A portrait of motorcycle users in South Jakarta. Photo: personal documentation
Head injuries are a major concern in road traffic crashes involving motorcycles and are the main cause of disability and deaths. A 2008 Cochrane review indicated that helmets reduced the risk of head injury by 69% and death by 42%. Another study conducted in Taiwan concluded that compared with helmeted motorcyclists, non-helmeted motorcyclists were more than four times as likely to have head injuries and 10 times as likely to have brain injuries.
Even on main roads, some motorcycle users do not wear a helmet. Photo: https://www.pexels.com/
The Indonesian government has developed five pillars to improve road safety in its National Road Safety Master Plan, one of which is safer vehicles and safer road use behaviour through socialisation of road safety campaigns.

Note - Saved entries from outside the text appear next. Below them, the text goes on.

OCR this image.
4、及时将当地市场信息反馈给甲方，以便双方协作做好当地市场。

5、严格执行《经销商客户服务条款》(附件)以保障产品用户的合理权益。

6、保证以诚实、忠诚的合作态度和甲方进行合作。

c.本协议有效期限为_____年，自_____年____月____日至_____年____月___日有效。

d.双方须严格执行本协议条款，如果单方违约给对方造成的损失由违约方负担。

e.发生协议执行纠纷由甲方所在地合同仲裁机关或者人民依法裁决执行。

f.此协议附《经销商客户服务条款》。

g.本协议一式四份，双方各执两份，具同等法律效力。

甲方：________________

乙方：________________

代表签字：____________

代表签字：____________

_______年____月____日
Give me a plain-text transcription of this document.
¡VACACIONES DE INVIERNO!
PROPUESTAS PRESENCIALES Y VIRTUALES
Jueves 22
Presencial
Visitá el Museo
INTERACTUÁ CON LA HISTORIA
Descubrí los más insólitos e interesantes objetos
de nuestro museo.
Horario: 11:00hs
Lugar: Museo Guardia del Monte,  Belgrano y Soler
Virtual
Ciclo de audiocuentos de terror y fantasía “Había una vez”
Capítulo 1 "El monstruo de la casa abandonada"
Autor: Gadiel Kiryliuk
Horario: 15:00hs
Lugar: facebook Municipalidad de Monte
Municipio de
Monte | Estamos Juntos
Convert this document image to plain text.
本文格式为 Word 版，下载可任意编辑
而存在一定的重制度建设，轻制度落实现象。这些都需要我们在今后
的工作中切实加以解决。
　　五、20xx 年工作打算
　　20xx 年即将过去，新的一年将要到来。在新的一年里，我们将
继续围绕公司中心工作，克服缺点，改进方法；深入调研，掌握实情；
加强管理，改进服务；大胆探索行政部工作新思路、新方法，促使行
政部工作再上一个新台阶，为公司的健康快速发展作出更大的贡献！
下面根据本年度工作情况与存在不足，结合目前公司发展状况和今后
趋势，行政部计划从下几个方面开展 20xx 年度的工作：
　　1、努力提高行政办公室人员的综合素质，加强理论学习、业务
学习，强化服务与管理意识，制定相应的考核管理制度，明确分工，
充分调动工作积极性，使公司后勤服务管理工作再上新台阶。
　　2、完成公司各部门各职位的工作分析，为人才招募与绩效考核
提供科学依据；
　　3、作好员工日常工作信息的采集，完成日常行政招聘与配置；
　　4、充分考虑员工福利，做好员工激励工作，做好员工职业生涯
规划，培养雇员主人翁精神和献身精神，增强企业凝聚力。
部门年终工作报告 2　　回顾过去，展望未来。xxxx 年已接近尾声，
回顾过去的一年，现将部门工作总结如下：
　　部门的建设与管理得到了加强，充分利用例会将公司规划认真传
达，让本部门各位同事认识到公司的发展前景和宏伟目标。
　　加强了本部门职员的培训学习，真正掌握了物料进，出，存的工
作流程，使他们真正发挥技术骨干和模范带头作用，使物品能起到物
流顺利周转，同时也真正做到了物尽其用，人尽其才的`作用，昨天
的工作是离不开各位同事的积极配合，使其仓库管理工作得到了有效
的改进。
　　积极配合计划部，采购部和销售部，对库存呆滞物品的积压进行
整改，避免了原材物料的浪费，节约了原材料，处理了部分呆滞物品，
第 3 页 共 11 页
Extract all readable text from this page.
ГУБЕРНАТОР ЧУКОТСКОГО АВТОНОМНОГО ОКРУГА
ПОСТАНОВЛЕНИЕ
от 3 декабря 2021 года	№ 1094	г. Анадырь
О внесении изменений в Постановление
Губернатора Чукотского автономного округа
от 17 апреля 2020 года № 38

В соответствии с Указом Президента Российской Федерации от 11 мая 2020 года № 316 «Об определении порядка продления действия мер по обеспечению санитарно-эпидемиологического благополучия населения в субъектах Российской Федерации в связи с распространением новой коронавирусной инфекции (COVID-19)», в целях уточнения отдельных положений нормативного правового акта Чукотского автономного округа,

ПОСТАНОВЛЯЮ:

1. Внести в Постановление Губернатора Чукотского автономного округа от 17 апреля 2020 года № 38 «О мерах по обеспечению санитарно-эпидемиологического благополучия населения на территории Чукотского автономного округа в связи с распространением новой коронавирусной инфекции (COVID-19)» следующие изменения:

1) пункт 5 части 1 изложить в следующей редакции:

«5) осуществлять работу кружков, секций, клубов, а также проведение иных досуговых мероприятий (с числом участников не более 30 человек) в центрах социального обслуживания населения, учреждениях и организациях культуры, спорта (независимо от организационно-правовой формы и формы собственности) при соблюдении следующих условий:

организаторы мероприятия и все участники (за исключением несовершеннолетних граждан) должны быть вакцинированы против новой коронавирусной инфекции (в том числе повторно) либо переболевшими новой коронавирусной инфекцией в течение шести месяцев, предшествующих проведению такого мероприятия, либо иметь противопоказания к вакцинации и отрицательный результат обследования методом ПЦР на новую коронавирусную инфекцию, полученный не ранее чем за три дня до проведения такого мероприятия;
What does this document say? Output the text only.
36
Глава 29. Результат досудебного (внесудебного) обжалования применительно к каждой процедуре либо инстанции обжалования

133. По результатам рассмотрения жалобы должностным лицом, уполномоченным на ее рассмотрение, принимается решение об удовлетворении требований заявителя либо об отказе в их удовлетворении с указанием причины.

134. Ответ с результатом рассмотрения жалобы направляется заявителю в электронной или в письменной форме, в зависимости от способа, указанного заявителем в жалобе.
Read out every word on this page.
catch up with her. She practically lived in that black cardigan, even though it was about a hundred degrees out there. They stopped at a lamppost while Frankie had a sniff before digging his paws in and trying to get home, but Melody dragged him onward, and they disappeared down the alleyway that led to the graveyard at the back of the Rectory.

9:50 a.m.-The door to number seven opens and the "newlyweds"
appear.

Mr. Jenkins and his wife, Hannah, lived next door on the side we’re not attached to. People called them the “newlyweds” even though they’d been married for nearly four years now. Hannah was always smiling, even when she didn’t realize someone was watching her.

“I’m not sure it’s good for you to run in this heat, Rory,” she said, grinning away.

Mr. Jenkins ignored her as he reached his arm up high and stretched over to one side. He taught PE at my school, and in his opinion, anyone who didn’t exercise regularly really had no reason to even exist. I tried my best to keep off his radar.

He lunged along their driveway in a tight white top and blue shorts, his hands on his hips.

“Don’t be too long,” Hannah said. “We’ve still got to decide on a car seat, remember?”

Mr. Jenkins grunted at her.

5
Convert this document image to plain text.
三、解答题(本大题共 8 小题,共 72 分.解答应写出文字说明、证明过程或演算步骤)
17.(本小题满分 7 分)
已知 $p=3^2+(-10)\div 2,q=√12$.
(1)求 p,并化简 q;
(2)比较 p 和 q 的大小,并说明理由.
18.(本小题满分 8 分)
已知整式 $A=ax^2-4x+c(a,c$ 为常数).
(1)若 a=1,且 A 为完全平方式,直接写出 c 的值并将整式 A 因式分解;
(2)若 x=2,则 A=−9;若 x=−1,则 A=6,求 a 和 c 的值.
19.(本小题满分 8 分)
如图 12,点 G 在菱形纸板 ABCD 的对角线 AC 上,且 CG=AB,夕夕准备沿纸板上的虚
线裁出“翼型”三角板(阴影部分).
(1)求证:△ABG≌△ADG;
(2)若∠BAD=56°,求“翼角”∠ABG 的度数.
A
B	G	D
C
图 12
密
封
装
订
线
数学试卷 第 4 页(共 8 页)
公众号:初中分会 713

Numerous interventions at the community level have been conducted such as Wearing Helmet until the Sound of ‘Click’”. How comprehensive are the road safety campaigns being conducted by the government? Some will assume that they are still not effective. Maybe grass root interventions conducted by the community will be more effective?
Lack of research around helmet use. We still need more data to understand the issues, not only the prevalence of helmet use but the behavioural determinants. Knowledge, attitudes, and practices around helmet use need to be thoroughly examined. This will help us to better understand what needs to be improved and how to develop interventions to target motorcycle users.
Lack of evaluation of road safety interventions. We need to evaluate the success of the interventions that have been conducted by the government and other partners concerning road safety issues. With the results, we can make sure future interventions more effectively address the problems.
It has been a decade since the helmet use regulation was introduced in 2009. In the next ten years let’s make Indonesia a leader in helmet safety so we can be both proud of our country and protected on the road.